On our recent trip to France, we had a wonderful dinner at a sweet little restaurant in the Champagne region called Chez Max. One of the desserts – If I recall correctly, we got them all – was Cherry Clafoutis. Tasting this very French dessert in a very French restaurant in France made me realize that I was closer than I thought with my original attempts!
I kept wanting the end result to be less dense, and thought the texture was a result of the gluten-free flours I was using. But after trying it in France and reading more about it from people like Julia Child and David Lebovitz, who know a thing or two about French food, I understood that a rich, dense custard is exactly what it’s supposed to be.
Which I’m very glad about because it’s very delicious, and is so much simper to make than any other custard. How simple, you ask? Throw All The Ingredients In A Blender simple. Cherry is a classic choice here, but this recipe will work with just about any fruit!
Looking for more summer desserts? Some of my faves:Print
The simplest dessert you’ll make all summer, and a perfect way to use those in-season cherries!

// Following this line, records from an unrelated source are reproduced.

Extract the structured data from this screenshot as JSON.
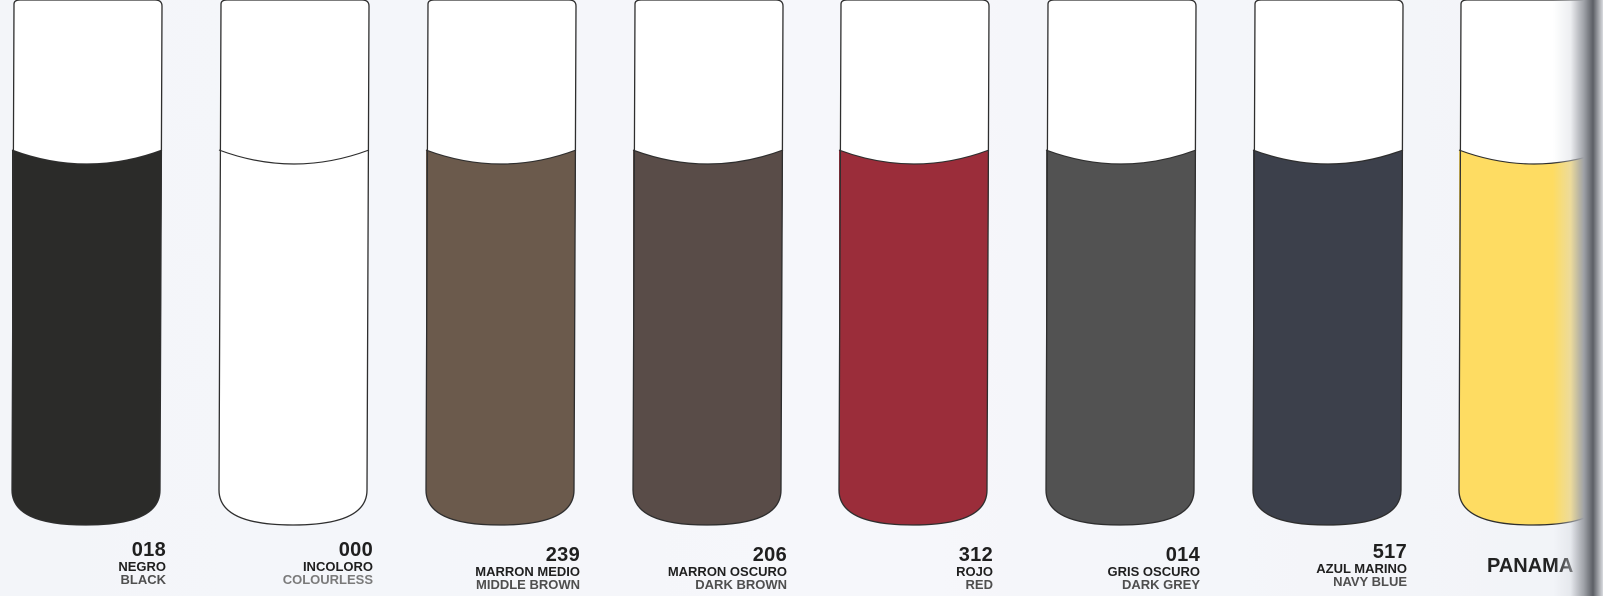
{
  "swatches": [
    {
      "code": "018",
      "name_es": "NEGRO",
      "name_en": "BLACK",
      "color": "#2b2b29"
    },
    {
      "code": "000",
      "name_es": "INCOLORO",
      "name_en": "COLOURLESS",
      "color": "#ffffff"
    },
    {
      "code": "239",
      "name_es": "MARRON MEDIO",
      "name_en": "MIDDLE BROWN",
      "color": "#6b5a4c"
    },
    {
      "code": "206",
      "name_es": "MARRON OSCURO",
      "name_en": "DARK BROWN",
      "color": "#594c48"
    },
    {
      "code": "312",
      "name_es": "ROJO",
      "name_en": "RED",
      "color": "#9b2d3a"
    },
    {
      "code": "014",
      "name_es": "GRIS OSCURO",
      "name_en": "DARK GREY",
      "color": "#525252"
    },
    {
      "code": "517",
      "name_es": "AZUL MARINO",
      "name_en": "NAVY BLUE",
      "color": "#3c404b"
    },
    {
      "code": "",
      "name_es": "PANAMA",
      "name_en": "",
      "color": "#fedc62"
    }
  ]
}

- 1 pound sweet cherries, (pitted)
- butter or preferred fat for greasing the baking dish
- 4 large eggs
- 1 cup full fat canned coconut milk
- 1/2 cup maple syrup
- 1 teaspoon vanilla extract
- 1/2 cup (65 grams) cassava flour*
- pinch salt
- Preheat the oven to 375ºF. Butter a 9-inch pie dish or similar sized baking dish with butter, or your preferred fat.

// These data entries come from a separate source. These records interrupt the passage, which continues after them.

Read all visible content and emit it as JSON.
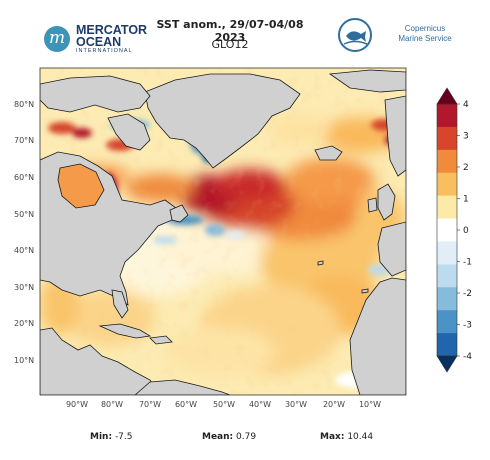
{
  "header": {
    "title": "SST anom., 29/07-04/08 2023",
    "subtitle": "GLO12",
    "logo_left": {
      "mark": "m",
      "name_line1": "MERCATOR",
      "name_line2": "OCEAN",
      "sub": "INTERNATIONAL"
    },
    "logo_right": {
      "name_line1": "Copernicus",
      "name_line2": "Marine Service"
    }
  },
  "map": {
    "lat_labels": [
      "80°N",
      "70°N",
      "60°N",
      "50°N",
      "40°N",
      "30°N",
      "20°N",
      "10°N"
    ],
    "lon_labels": [
      "90°W",
      "80°W",
      "70°W",
      "60°W",
      "50°W",
      "40°W",
      "30°W",
      "20°W",
      "10°W"
    ],
    "colors": {
      "land": "#d0d0d0",
      "coast": "#1a1a1a"
    }
  },
  "colorbar": {
    "ticks": [
      "4",
      "3",
      "2",
      "1",
      "0",
      "-1",
      "-2",
      "-3",
      "-4"
    ],
    "colors": [
      "#67001f",
      "#b2182b",
      "#d6452c",
      "#f08a3c",
      "#f9be5f",
      "#fde9a8",
      "#ffffff",
      "#e1eef7",
      "#bddbee",
      "#85bcdc",
      "#4b93c6",
      "#2166ac",
      "#053061"
    ]
  },
  "stats": {
    "min_label": "Min:",
    "min_value": "-7.5",
    "mean_label": "Mean:",
    "mean_value": "0.79",
    "max_label": "Max:",
    "max_value": "10.44"
  }
}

- Place the cherries in a single layer in the dish.
- In a blender, blend the eggs, coconut milk, maple syrup, vanilla, cassava flour, and salt until smooth. Pour over the cherries.
- Bake for 35-40 minutes, or until just set in the center. Serve warm or room temperature. (I love it warm, but just as much cold out of the fridge the next day)
*If using volume measurement, make sure to whisk the cassava flour before measuring.